Looking to add quality versatility to his infield mix, Mets general manager Brodie Van Wagenen dipped into his former client pool and made Jed Lowrie the latest significant addition to New York's much-improved roster.
The Mets and Lowrie have agreed to a two-year, $20 million contract. The club announced the deal Wednesday. The 34-year-old infielder is coming off an All-Star season during which he helped the A's make a surprising run to the postseason.
Before joining the Mets in October, Van Wagenen was an agent whose client list included Lowrie, a fellow Stanford Univerity alum, who is coming off the two best seasons of his career.

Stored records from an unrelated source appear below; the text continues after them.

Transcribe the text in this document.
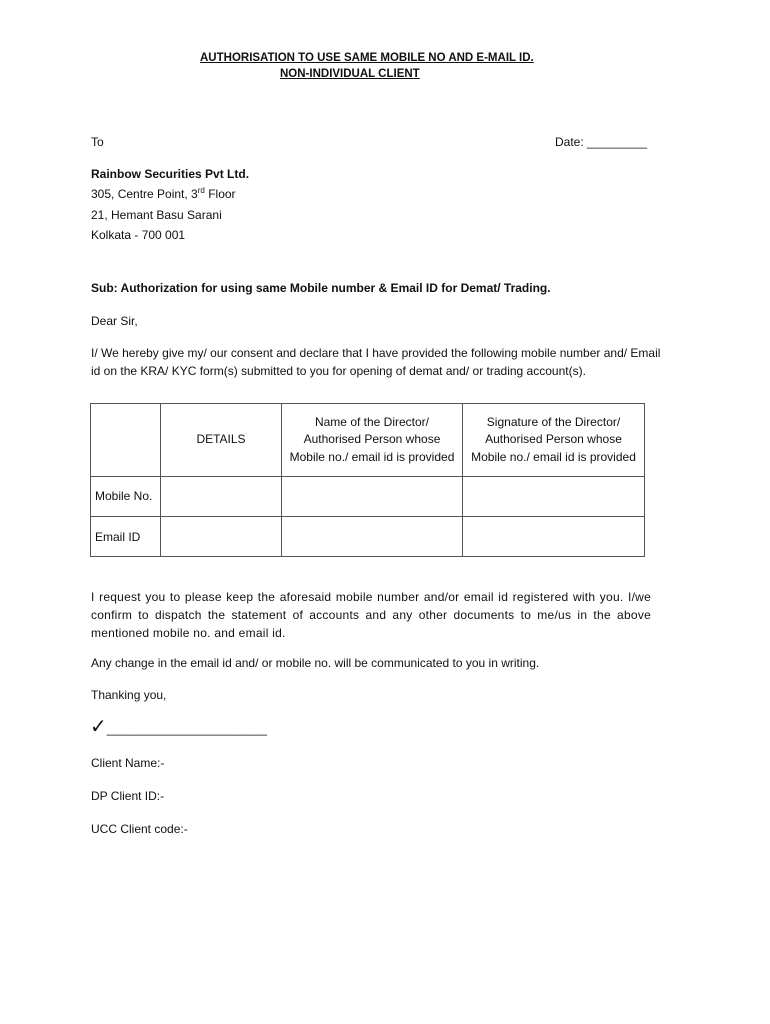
AUTHORISATION TO USE SAME MOBILE NO AND E-MAIL ID.
NON-INDIVIDUAL CLIENT
To	Date: _________
Rainbow Securities Pvt Ltd.
305, Centre Point, 3rd Floor
21, Hemant Basu Sarani
Kolkata - 700 001
Sub: Authorization for using same Mobile number & Email ID for Demat/ Trading.
Dear Sir,
I/ We hereby give my/ our consent and declare that I have provided the following mobile number and/ Email id on the KRA/ KYC form(s) submitted to you for opening of demat and/ or trading account(s).
	DETAILS	Name of the Director/ Authorised Person whose Mobile no./ email id is provided	Signature of the Director/ Authorised Person whose Mobile no./ email id is provided
Mobile No.			
Email ID			
I request you to please keep the aforesaid mobile number and/or email id registered with you. I/we confirm to dispatch the statement of accounts and any other documents to me/us in the above mentioned mobile no. and email id.
Any change in the email id and/ or mobile no. will be communicated to you in writing.
Thanking you,
✓________________________
Client Name:-
DP Client ID:-
UCC Client code:-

The versatile switch-hitter slugged a career-high 23 home runs and produced an .801 OPS while logging 157 games for the first time last year.
With Robinson Cano already slated to serve as the Mets' second baseman, Lowrie could be utilized in a super utility role. His presence as a switch-hitter would give manager Mickey Callaway more opportunities to create optimal matchups and provide rest for Cano, third baseman Todd Frazier and 22-year-old shortstop Amed Rosario, who has just one full Major League season under his belt.
Since enduring a second consecutive injury-plagued season in 2016, Lowrie has distanced himself from his previous medical issues, and he established himself as one of the game's top infielders. The 4.9 fWAR produced last season ranked third among Major League second basemen, trailing only the Cubs' Javier Baez (5.3) and the Royals' Whit Merrifield (5.2).
Lowrie has always been regarded as a sure-handed infielder, but his recent success has been fueled by a much-improved bat. Lowrie produced a career-best .808 OPS as he hit .277 with 14 homers in 2017. The park and league adjusted 120 OPS+ he has produced each of the past two seasons stands as the highest mark Lowrie has manufactured within any season he has totaled more than 55 games.
Most of Lowrie's recent production has come from the left side of the plate. He batted .273 with 19 homers and a .841 OPS against right-handers in 2018. Against left-handers, Lowrie hit .254 with four homers and a .713 OPS.
Lowrie could occasionally spell Rosario, who produced a .654 OPS against right-handers and a .743 OPS against lefties last year. There may also be a desire to have him face some tough right-handers in place of Frazier. But the veteran third baseman was worse against left-handers (.534 OPS) than he was against right-handers (.752) during his disappointing 2018 season.